The data for the source substances showed no toxicologically relevant effects up to and including the recommended limit values. Therefore, based on common functional groups and structural similarities, the test substance Reaction mass of 2-hydroxyethyl laurate and ethylene dilaurate is not expected to be hazardous following repeated exposure.

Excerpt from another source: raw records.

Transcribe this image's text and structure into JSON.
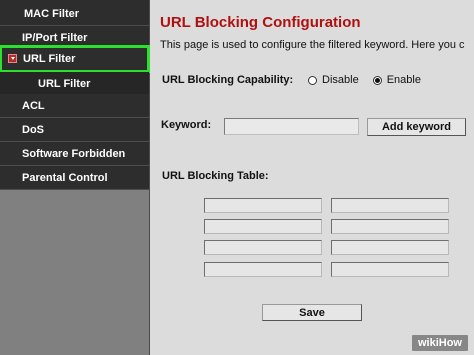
{
  "sidebar": {
    "items": [
      {
        "label": "MAC Filter",
        "state": "normal"
      },
      {
        "label": "IP/Port Filter",
        "state": "normal"
      },
      {
        "label": "URL Filter",
        "state": "active-expanded"
      },
      {
        "label": "URL Filter",
        "state": "sub-item"
      },
      {
        "label": "ACL",
        "state": "normal"
      },
      {
        "label": "DoS",
        "state": "normal"
      },
      {
        "label": "Software Forbidden",
        "state": "normal"
      },
      {
        "label": "Parental Control",
        "state": "normal"
      }
    ],
    "highlight_color": "#2ee02e",
    "bullet_color": "#b52a2a"
  },
  "main": {
    "title": "URL Blocking Configuration",
    "title_color": "#b01010",
    "description": "This page is used to configure the filtered keyword. Here you c",
    "capability": {
      "label": "URL Blocking Capability:",
      "options": [
        "Disable",
        "Enable"
      ],
      "selected": "Enable"
    },
    "keyword": {
      "label": "Keyword:",
      "value": "",
      "button": "Add keyword"
    },
    "table": {
      "label": "URL Blocking Table:",
      "rows": [
        [
          "",
          ""
        ],
        [
          "",
          ""
        ],
        [
          "",
          ""
        ],
        [
          "",
          ""
        ]
      ]
    },
    "save_button": "Save"
  },
  "watermark": {
    "part1": "wiki",
    "part2": "How"
  }
}
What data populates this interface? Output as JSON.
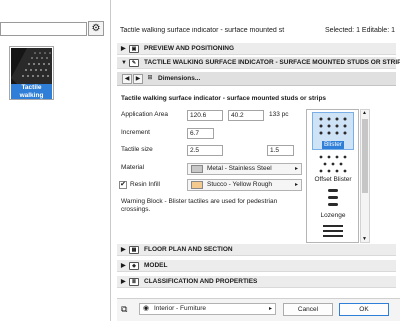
{
  "library": {
    "item_label": "Tactile walking surface indicat..."
  },
  "header": {
    "title": "Tactile walking surface indicator - surface mounted st",
    "selection_info": "Selected: 1 Editable: 1"
  },
  "sections": {
    "preview": "PREVIEW AND POSITIONING",
    "tactile": "TACTILE WALKING SURFACE INDICATOR - SURFACE MOUNTED STUDS OR STRIPS",
    "floor_plan": "FLOOR PLAN AND SECTION",
    "model": "MODEL",
    "classification": "CLASSIFICATION AND PROPERTIES"
  },
  "subnav": {
    "page_label": "Dimensions..."
  },
  "panel": {
    "heading": "Tactile walking surface indicator - surface mounted studs or strips",
    "application_area_label": "Application Area",
    "application_area_x": "120.6",
    "application_area_y": "40.2",
    "pieces": "133 pc",
    "increment_label": "Increment",
    "increment_value": "6.7",
    "tactile_size_label": "Tactile size",
    "tactile_size_a": "2.5",
    "tactile_size_b": "1.5",
    "material_label": "Material",
    "material_value": "Metal - Stainless Steel",
    "resin_label": "Resin Infill",
    "resin_checked": "✔",
    "resin_value": "Stucco - Yellow Rough",
    "warning": "Warning Block - Blister tactiles are used for pedestrian crossings.",
    "options": [
      "Blister",
      "Offset Blister",
      "Lozenge"
    ],
    "material_color": "#c8c8c8",
    "resin_color": "#f3c98e"
  },
  "footer": {
    "layer_value": "Interior - Furniture",
    "cancel": "Cancel",
    "ok": "OK"
  },
  "colors": {
    "selection_blue": "#2f7fd8"
  }
}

Justification for classification or non-classification

According to Article 13 of Regulation (EC) No. 1907/2006 "General Requirements for Generation of Information on Intrinsic Properties of substances", information on intrinsic properties of substances may be generated by means other than tests e.g. from information from structurally related substances (grouping or read-across), provided that conditions set out in Annex XI are met. Annex XI, "General rules for adaptation of this standard testing regime set out in Annexes VII to X” states that “substances whose physicochemical, toxicological and ecotoxicological properties are likely to be similar or follow a regular pattern as a result of structural similarity may be considered as a group, or ‘category’ of substances. This avoids the need to test every substance for every endpoint". Since the analogue concept is applied to Reaction mass of 2-hydroxyethyl laurate and ethylene dilaurate data will be generated from data for reference source substance(s) to avoid unnecessary animal testing. Additionally, once the analogue read-across concept is applied, substances will be classified and labelled on this basis.

The available data on repeated dose toxicity do not meet the classification criteria according to Regulation (EC) No. 1272/2008 and are therefore conclusive but not sufficient for classification.